William Lustig is no stranger to films that dabble in the anarchic and try to play with our conceptions of paranoia and fear. The director is responsible for one of the most infamous slashers to ever come out in theaters “Maniac,” so delving in to the opposite spectrum of the premise is not surprising. “Maniac Cop” is almost an unofficial spin off of “Maniac” in where the former title was about a maniacal psycho on the loose in the city, the latter is about a maniacal authority figure on the loose in the city. Lustig doesn’t detract from the same tone and atmosphere that “Maniac” succeeded in and injects much of the same chaos and paranoia in this slasher film.
What “Maniac Cop” has going for it though is the subtext of the political undercurrent of the late eighties where cops weren’t exactly being perceived as man’s best friend. This is around the decade where cops were perceived as dirty, corrupt, and often evil. So “Maniac Cop” preys on that recurring theme and uses it as a way to create a base fear not only within the viewer but within the characters as well. “Maniac Cop” is set down in the late eighties of New York City where a cop is roaming the streets murdering and mutilating innocent victims. “Maniac Cop” doesn’t entirely focus on the murders, which makes the film all the more uneasy and unnerving to sit through. Often we can never be sure which individual in a cops uniform is our maniac cop, and that makes us question every face.
For a while “Maniac Cop” tries to become a whodunit murder mystery but stows that theme once it becomes apparent to the viewer that our resident villain is anything but human. Lustig uses much of the same tricks from “Maniac” as well, setting down on hapless victims while they’re murdered by a nameless often faceless being who creeps out from the shadows. Tom Atkins is in full form as an officer investigating the maniac cop who has a hunch this individual is anything but your average officer, and once the villain frames a local officer (as played by a restrained Bruce Campbell), all bets are off to find him before he is able to fade in to the darkness and get away with his crimes. There’s a lot more layers to “Maniac Cop” than the premise would have you believe.
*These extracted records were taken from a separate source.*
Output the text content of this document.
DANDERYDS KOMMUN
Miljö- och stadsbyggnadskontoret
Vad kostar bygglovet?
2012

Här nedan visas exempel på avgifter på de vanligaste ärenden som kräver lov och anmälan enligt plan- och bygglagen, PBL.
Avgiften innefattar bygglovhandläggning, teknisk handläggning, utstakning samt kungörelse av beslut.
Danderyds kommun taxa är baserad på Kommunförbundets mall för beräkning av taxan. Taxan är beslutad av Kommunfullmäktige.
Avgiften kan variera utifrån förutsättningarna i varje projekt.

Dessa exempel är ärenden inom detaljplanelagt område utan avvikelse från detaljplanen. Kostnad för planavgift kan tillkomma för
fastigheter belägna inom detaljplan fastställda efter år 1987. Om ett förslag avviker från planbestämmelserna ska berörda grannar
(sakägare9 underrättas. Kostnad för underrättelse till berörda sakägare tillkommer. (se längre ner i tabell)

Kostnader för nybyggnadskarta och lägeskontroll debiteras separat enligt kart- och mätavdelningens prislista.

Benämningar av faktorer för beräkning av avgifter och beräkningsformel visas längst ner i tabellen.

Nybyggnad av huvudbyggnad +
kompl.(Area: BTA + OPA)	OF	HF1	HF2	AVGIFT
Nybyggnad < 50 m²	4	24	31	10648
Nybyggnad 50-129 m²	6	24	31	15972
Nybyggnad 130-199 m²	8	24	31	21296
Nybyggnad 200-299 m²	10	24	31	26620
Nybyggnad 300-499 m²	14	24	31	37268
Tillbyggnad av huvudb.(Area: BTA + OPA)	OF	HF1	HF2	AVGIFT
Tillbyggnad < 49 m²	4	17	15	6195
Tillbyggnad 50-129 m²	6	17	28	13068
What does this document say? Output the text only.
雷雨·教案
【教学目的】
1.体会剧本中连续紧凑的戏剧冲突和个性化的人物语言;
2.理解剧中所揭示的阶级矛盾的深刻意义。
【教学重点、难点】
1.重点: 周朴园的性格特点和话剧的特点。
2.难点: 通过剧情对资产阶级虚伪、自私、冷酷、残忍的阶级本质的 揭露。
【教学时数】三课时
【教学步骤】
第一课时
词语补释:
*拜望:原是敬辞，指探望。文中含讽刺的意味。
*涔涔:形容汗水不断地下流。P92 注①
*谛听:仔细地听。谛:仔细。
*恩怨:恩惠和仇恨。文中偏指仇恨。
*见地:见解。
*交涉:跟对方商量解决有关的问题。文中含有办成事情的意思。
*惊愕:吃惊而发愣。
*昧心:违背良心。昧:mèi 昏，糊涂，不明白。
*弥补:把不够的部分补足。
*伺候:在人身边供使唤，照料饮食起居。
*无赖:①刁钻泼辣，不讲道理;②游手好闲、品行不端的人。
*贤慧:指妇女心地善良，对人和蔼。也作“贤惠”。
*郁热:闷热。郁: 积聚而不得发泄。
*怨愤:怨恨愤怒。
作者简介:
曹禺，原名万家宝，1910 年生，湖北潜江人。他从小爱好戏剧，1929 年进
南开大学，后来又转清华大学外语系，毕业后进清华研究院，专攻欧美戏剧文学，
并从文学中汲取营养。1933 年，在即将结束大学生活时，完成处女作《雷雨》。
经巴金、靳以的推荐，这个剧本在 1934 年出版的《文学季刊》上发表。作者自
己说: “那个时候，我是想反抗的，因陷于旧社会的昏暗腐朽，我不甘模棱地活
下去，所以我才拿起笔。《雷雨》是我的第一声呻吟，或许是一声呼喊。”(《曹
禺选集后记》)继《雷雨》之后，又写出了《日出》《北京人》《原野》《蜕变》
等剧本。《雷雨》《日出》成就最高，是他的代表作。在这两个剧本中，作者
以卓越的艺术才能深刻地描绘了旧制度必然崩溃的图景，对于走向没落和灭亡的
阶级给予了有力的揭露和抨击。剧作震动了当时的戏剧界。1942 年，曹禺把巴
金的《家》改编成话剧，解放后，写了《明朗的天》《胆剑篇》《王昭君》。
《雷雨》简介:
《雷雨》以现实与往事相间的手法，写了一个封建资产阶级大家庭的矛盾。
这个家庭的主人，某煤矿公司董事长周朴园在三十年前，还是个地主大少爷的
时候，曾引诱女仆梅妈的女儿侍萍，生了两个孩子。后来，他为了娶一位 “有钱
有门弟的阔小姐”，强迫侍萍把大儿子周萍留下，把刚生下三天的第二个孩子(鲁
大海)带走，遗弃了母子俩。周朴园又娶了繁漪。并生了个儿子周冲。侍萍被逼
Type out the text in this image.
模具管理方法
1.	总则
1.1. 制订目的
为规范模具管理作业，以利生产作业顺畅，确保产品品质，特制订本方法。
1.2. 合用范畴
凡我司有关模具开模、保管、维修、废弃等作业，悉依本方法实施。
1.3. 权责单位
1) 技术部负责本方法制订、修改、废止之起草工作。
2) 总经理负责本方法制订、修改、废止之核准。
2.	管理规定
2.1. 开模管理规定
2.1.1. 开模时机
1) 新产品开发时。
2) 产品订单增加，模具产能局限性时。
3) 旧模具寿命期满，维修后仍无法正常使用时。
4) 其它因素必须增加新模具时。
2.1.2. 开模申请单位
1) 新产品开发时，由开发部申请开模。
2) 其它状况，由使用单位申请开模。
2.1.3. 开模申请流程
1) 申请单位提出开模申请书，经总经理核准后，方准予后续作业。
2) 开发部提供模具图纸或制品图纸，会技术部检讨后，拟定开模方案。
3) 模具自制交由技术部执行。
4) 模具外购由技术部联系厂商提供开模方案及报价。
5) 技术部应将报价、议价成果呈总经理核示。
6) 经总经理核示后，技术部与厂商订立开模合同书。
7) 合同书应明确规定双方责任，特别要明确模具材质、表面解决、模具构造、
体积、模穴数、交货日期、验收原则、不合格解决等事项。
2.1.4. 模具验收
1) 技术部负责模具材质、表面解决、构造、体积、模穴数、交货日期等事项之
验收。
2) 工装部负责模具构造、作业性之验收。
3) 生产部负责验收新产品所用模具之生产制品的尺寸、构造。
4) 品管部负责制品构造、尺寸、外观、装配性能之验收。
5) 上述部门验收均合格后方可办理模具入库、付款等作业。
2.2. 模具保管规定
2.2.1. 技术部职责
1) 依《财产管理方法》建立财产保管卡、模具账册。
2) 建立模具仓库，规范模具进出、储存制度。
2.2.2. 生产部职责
And it works as a revenge thriller, a slasher film, and a brisk look at New York in a time where not even the authorities were kind. Lustig perfects his view of the city that’s often desolate and crime ridden, on the way to nowhere, and this is perfect stomping grounds for the maniac cop to roam free in. Robert Z’Dar is a force to be reckoned with as the title character who is unforgiving in his pursuit of revenge and murder, and he creates an aura of horror that makes the suit he wears take on a life of its own. All in all while it’s admittedly trashy horror, it’s trashy horror you can kick back with and I had a blast. “Maniac Cop” is a pretty underrated little slasher gem.
The Blu-Ray features a widescreen presentation with a 1.85:1 aspect ration. Among the special features in the new deluxe Blu-Ray is “Maniac Cop Memories,” a small interview with horror star Robert Z’Dar, there’s “Out the Window” an interview with co-star Tom Atkins, a Three Minutes with Danny Hicks featurette, an animated promotional art gallery for “Maniac Cop”; There are theatrical trailers and TV Spots, along with a radio spot, and finally scenes for “Maniac Cop” that were filmed for Japanese Television that buffs of the film will really eat up. Director William Lustig is not out of his element here as he focuses on yet another maniac, except this time donning the uniform of a police officer. This is a very entertaining and spooky revenge tale with strong performances and thankfully Synapse Film treats it respect on its Blu-Ray treatment.